Our Design Approach to the Scientific System

Phytodepuration systems are most effective at a large scale. The system’s treatment of water is intrinsically cumulative, and therefore is most advantageous if it includes many iterations in a repetitive module. This repetitive technique will help us reach the level of potability we are aiming for, so our design investigation is focusing on finding one discrete and efficient module for phytodepuration that can be repeated with slight variations (to accommodate different macrophyte varieties). The generation of energy will also be included in the module, in an integrated, nimble technique that requires only lightweight infrastructure.

Balancing Macrophytes + Flowforms: To design a module that takes advantage of a technically efficient system, it is crucial for us to understand the correct process of phytodepuration. A successful system is one that oxygenates water, removes toxins, heavy metals, phosphates, nitrates, and filters out any unwanted fragments while maintaining a neutral ph balance and cool temperature. Certain macrophytes–aquatic plants that grow submerged or partially submerged water–are able to absorb C02 during photosynthesis and give off oxygen simultaneously reducing algae growth. Valldaura’s varied topography, and frequency of steep grade, will allow us to create a site-specific system that incorporates water oxygenation via flowforms. We need to consult a biologist to determine whether we can achieve full oxygenation using only flowforms, and might thereby be able to concentrate primarily on macrophytes that filter and remove toxins.

Our Objective

To construct a “circuit” of modules, comprised of several oscillations between flowforms and macrophyte retention ponds. The system will simultaneously clean water, using macrophytes and flowforms, and intrinsically generate lightweight energy. It is important to create a module system that can repeat, with slight variations to macrophyte type and specific site grade. We would like to create a system that is capable of giving the Valldaura house potable water. We believe a solution can be found that gives the user control over the cleanliness of the water (and the volume of water taken from the site) depending on their needs, in order to create an intelligent system that can save water and generate energy.
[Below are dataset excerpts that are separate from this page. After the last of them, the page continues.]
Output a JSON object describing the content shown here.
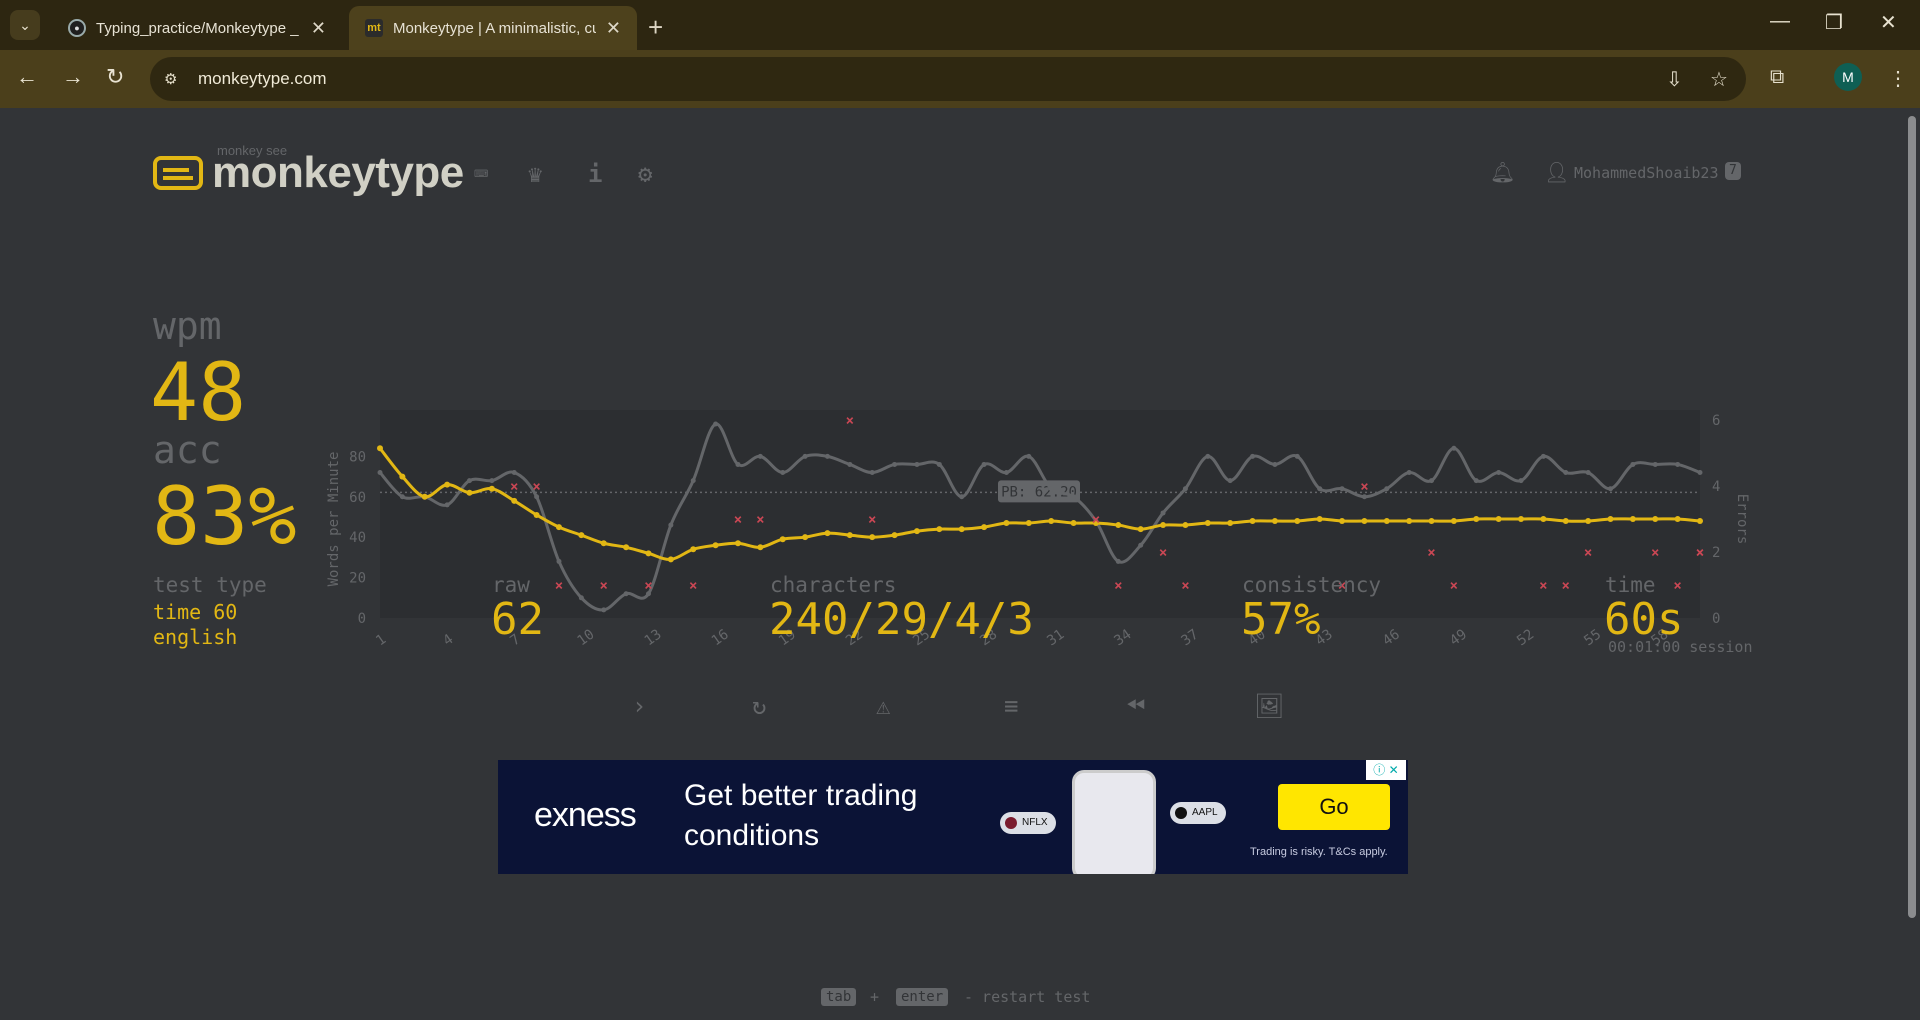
{
  "browser": {
    "tabs": [
      {
        "title": "Typing_practice/Monkeytype _ /",
        "active": false
      },
      {
        "title": "Monkeytype | A minimalistic, cu",
        "active": true
      }
    ],
    "url": "monkeytype.com",
    "profile_initial": "M",
    "favicon_mt": "mt"
  },
  "header": {
    "logo_sub": "monkey see",
    "logo_text": "monkeytype",
    "username": "MohammedShoaib23",
    "level": "7"
  },
  "result": {
    "wpm_label": "wpm",
    "wpm": "48",
    "acc_label": "acc",
    "acc": "83%",
    "test_type_label": "test type",
    "test_type": "time 60",
    "language": "english",
    "raw_label": "raw",
    "raw": "62",
    "characters_label": "characters",
    "characters": "240/29/4/3",
    "consistency_label": "consistency",
    "consistency": "57%",
    "time_label": "time",
    "time": "60s",
    "session": "00:01:00 session"
  },
  "chart_data": {
    "type": "line",
    "ylabel": "Words per Minute",
    "y2label": "Errors",
    "ylim": [
      0,
      98
    ],
    "y2lim": [
      0,
      6
    ],
    "yticks": [
      "0",
      "20",
      "40",
      "60",
      "80"
    ],
    "y2ticks": [
      "0",
      "2",
      "4",
      "6"
    ],
    "xticks": [
      "1",
      "4",
      "7",
      "10",
      "13",
      "16",
      "19",
      "22",
      "25",
      "28",
      "31",
      "34",
      "37",
      "40",
      "43",
      "46",
      "49",
      "52",
      "55",
      "58"
    ],
    "pb_label": "PB: 62.20",
    "pb_value": 62.2,
    "x": [
      1,
      2,
      3,
      4,
      5,
      6,
      7,
      8,
      9,
      10,
      11,
      12,
      13,
      14,
      15,
      16,
      17,
      18,
      19,
      20,
      21,
      22,
      23,
      24,
      25,
      26,
      27,
      28,
      29,
      30,
      31,
      32,
      33,
      34,
      35,
      36,
      37,
      38,
      39,
      40,
      41,
      42,
      43,
      44,
      45,
      46,
      47,
      48,
      49,
      50,
      51,
      52,
      53,
      54,
      55,
      56,
      57,
      58,
      59,
      60
    ],
    "series": [
      {
        "role": "raw",
        "color": "#646669",
        "values": [
          72,
          60,
          60,
          56,
          68,
          68,
          72,
          60,
          28,
          10,
          4,
          12,
          12,
          46,
          68,
          96,
          76,
          80,
          72,
          80,
          80,
          76,
          72,
          76,
          76,
          76,
          60,
          76,
          72,
          80,
          64,
          60,
          48,
          28,
          36,
          52,
          64,
          80,
          68,
          80,
          76,
          80,
          64,
          64,
          60,
          64,
          72,
          68,
          84,
          68,
          72,
          68,
          80,
          72,
          72,
          64,
          76,
          76,
          76,
          72
        ]
      },
      {
        "role": "wpm",
        "color": "#e2b714",
        "values": [
          84,
          70,
          60,
          66,
          62,
          64,
          58,
          51,
          45,
          41,
          37,
          35,
          32,
          29,
          34,
          36,
          37,
          35,
          39,
          40,
          42,
          41,
          40,
          41,
          43,
          44,
          44,
          45,
          47,
          47,
          48,
          47,
          47,
          46,
          44,
          46,
          46,
          47,
          47,
          48,
          48,
          48,
          49,
          48,
          48,
          48,
          48,
          48,
          48,
          49,
          49,
          49,
          49,
          48,
          48,
          49,
          49,
          49,
          49,
          48
        ]
      },
      {
        "role": "errors",
        "color": "#ca4754",
        "x": [
          7,
          8,
          9,
          11,
          13,
          15,
          17,
          18,
          22,
          23,
          33,
          34,
          36,
          37,
          44,
          45,
          48,
          49,
          53,
          54,
          55,
          58,
          59,
          60,
          61
        ],
        "values": [
          4,
          4,
          1,
          1,
          1,
          1,
          3,
          3,
          6,
          3,
          3,
          1,
          2,
          1,
          1,
          4,
          2,
          1,
          1,
          1,
          2,
          2,
          1,
          2,
          2
        ]
      }
    ]
  },
  "footer": {
    "key_tab": "tab",
    "plus": "+",
    "key_enter": "enter",
    "hint": "- restart test"
  },
  "ad": {
    "brand": "exness",
    "headline": "Get better trading conditions",
    "pill1": "NFLX",
    "pill2": "AAPL",
    "cta": "Go",
    "disclaimer": "Trading is risky. T&Cs apply."
  }
}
First Prototype of the Aeration Form

After completing the first prototype, the team made a series of observations about the effectiveness and design, and analyzed them. The results of this analysis, in the diagrams below, were used to develop the ideas into a second prototype

Prototype 1 & Prototype 2

Prototype 1 & Prototype 2

Moire Patern & Prototype 2

Prototype 1 & Prototype 2

Prototype 2 

Patern & Prototype 2 Details

The following are microscopic images of water, and then for comparison, microscopic images of water with florescence lit beneath a UV lamp. This florescent water was used to visually analyze the movement of water through the second prototype.

Glowing Water Microscope

Some captures from the videos recorded, below, show the differences between how water passes through the different gradients of “tooth” height at different volumes/speeds.
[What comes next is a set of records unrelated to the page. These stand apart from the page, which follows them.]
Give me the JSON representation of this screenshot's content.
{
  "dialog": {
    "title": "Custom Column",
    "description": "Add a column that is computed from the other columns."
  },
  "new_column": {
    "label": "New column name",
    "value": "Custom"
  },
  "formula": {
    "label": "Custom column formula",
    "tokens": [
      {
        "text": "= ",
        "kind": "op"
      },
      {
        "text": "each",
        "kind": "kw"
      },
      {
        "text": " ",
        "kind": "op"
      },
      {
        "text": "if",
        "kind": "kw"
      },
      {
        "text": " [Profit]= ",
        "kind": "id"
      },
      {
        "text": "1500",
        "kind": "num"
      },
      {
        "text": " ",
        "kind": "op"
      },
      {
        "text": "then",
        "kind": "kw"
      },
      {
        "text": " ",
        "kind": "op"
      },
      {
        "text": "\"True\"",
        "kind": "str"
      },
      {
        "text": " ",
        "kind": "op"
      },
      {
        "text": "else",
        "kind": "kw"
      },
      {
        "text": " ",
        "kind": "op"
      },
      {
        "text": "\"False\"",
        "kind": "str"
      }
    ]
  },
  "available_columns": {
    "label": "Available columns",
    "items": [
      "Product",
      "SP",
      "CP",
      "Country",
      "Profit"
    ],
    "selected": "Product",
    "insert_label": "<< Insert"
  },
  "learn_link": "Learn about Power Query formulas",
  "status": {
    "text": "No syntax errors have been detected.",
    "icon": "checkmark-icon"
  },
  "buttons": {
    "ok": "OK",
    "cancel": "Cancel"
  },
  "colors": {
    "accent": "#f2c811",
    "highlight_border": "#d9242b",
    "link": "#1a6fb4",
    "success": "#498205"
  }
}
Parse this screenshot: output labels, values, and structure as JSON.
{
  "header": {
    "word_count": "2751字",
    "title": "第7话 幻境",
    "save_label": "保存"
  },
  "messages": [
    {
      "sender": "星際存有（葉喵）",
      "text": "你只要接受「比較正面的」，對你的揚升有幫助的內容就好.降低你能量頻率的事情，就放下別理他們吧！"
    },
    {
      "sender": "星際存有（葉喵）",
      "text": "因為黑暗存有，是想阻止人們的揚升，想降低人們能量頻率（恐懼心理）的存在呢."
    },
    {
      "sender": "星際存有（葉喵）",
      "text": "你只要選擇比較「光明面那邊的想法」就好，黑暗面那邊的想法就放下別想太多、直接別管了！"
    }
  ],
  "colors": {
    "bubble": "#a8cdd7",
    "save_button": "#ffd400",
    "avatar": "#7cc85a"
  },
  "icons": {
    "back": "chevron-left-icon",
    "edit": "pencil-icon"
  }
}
After completing these tests, the team analyzed the form (shown in the diagrams below) to isolate variables affecting the final outcome, and how to proceed with each of those variables in the third prototype. The team also began thinking about how to integrate an overall branching organization in the system.

The third prototype uses these considerations. It embodies a small detail of the system, at 1:1 scale. The detail chosen includes energy collection via lightweight piezoelectric movement in the flow of the water.